The aggregate number and percentage of the Class A Common Stock beneficially owned by the Reporting Person and, for such Reporting Person, the number of shares as to which there is sole power to vote or to direct the vote, shared power to vote or to direct the vote, sole power to dispose or to direct the disposition, or shared power to dispose or to direct the disposition are set forth on rows 7 through 11 and row 13 of the cover pages of this Schedule 13D and are incorporated herein by reference. | |
(b) | The aggregate number and percentage of the Class A Common Stock beneficially owned by the Reporting Person and, for such Reporting Person, the number of shares as to which there is sole power to vote or to direct the vote,shared power to vote or to direct the vote, sole power to dispose or to direct the disposition, or shared power to dispose or to direct the disposition are set forth on rows 7 through 11 and row 13 of the cover pages of this Schedule 13D and are incorporated herein by reference. | |
(c) | Information concerning transactions in the Class A Common Stock effected by the Reporting Persons during the past sixty days is set forth in Annex A hereto and is incorporated by reference herein. | |
(d) | The advisory clients of BAMCO and BCM have the right to receive or the power to direct the receipt of dividends from, or the proceeds from the sale of, the Issuer's common stock in their accounts.
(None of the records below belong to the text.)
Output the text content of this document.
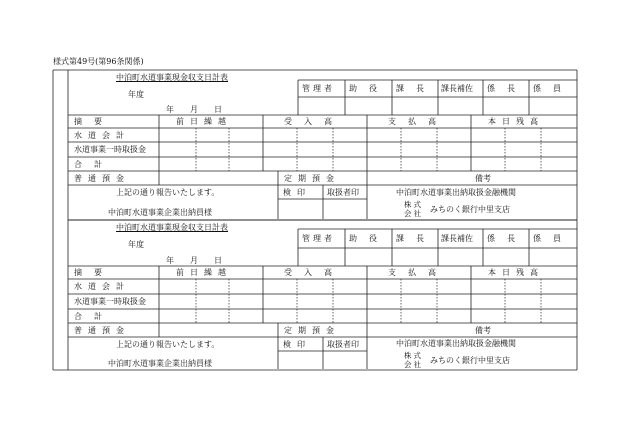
様式第49号(第96条関係)
中泊町水道事業現金収支日計表
年度
年　　月　　日
管理者 助役 課長 課長補佐 係長 係員
摘要	前日繰越	受入高	支払高	本日残高
水道会計
水道事業一時取扱金
合計
普通預金	定期預金	備考
上記の通り報告いたします。
中泊町水道事業企業出納員様
検印 取扱者印	中泊町水道事業出納取扱金融機関
株式
会社 みちのく銀行中里支店
中泊町水道事業現金収支日計表
年度
年　　月　　日
管理者 助役 課長 課長補佐 係長 係員
摘要	前日繰越	受入高	支払高	本日残高
水道会計
水道事業一時取扱金
合計
普通預金	定期預金	備考
上記の通り報告いたします。
中泊町水道事業企業出納員様
検印 取扱者印	中泊町水道事業出納取扱金融機関
株式
会社 みちのく銀行中里支店
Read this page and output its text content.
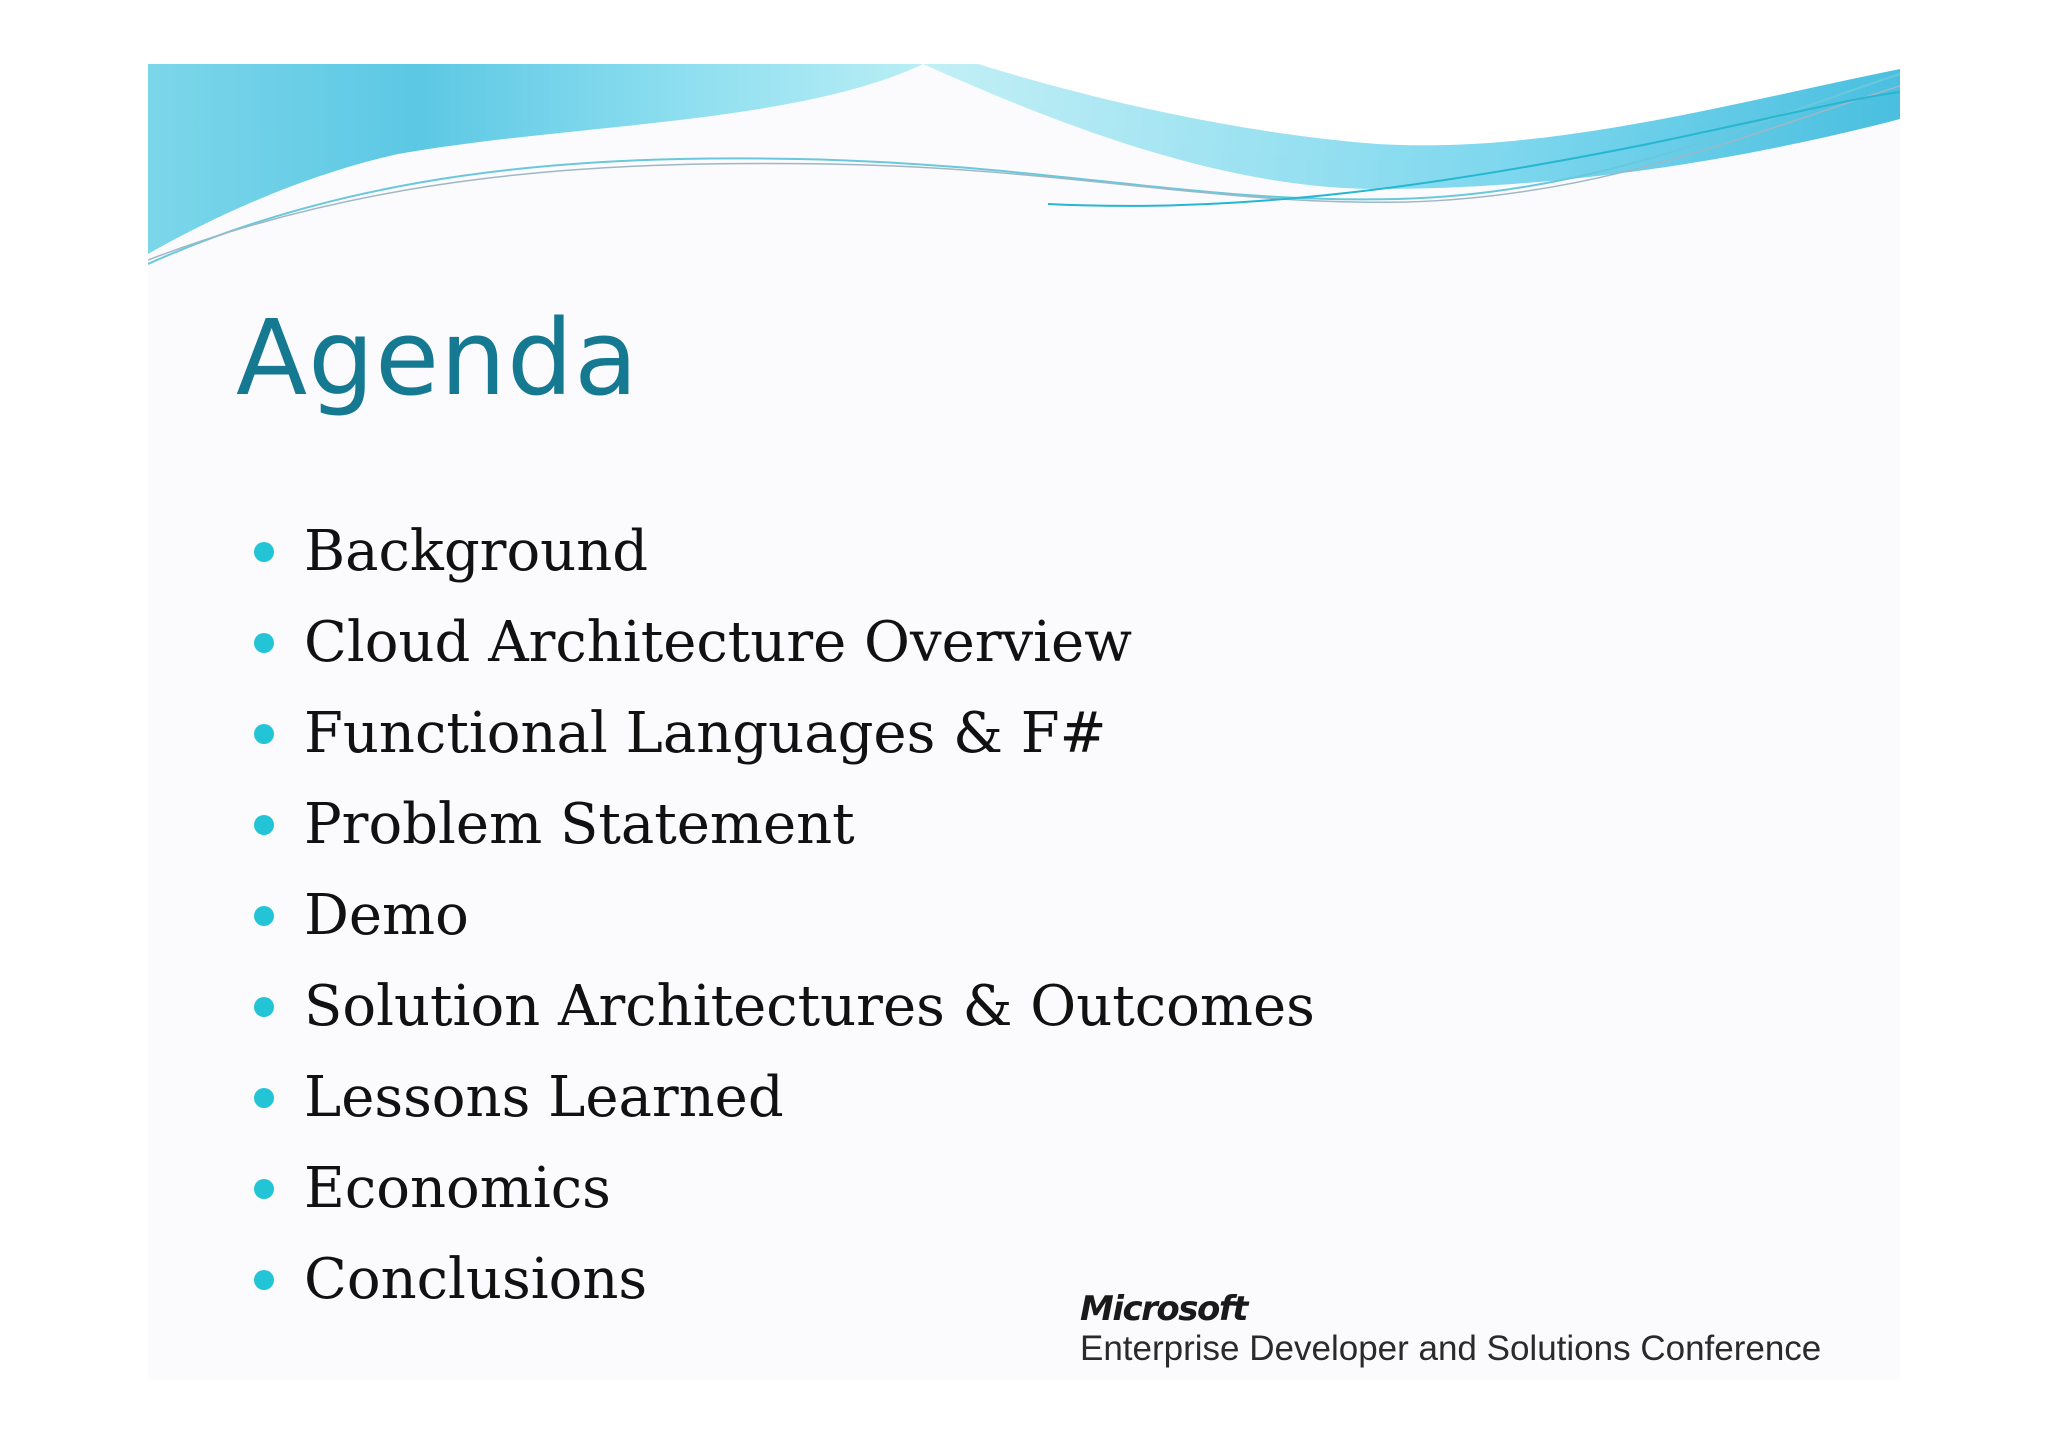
Agenda
Background
Cloud Architecture Overview
Functional Languages & F#
Problem Statement
Demo
Solution Architectures & Outcomes
Lessons Learned
Economics
Conclusions	Microsoft
Enterprise Developer and Solutions Conference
To the best of the Reporting Persons' knowledge, no such person has such interest relating to more than 5% of the outstanding class of securities. | |
(e) | Not applicable. | |
Item 6. | Contracts, Arrangements, Understandings or Relationships With Respect to Securities of the Issuer | |
Not applicable. | ||
Item 7. | Material to be Filed as Exhibits. | |
99.1 Trading Schedule
99.2 Letter from the Reporting Persons to Issuer, dated as of December 31, 2024 |
SIGNATURE | |
After reasonable inquiry and to the best of my knowledge and belief, I certify that the information set forth in this statement is true, complete and correct.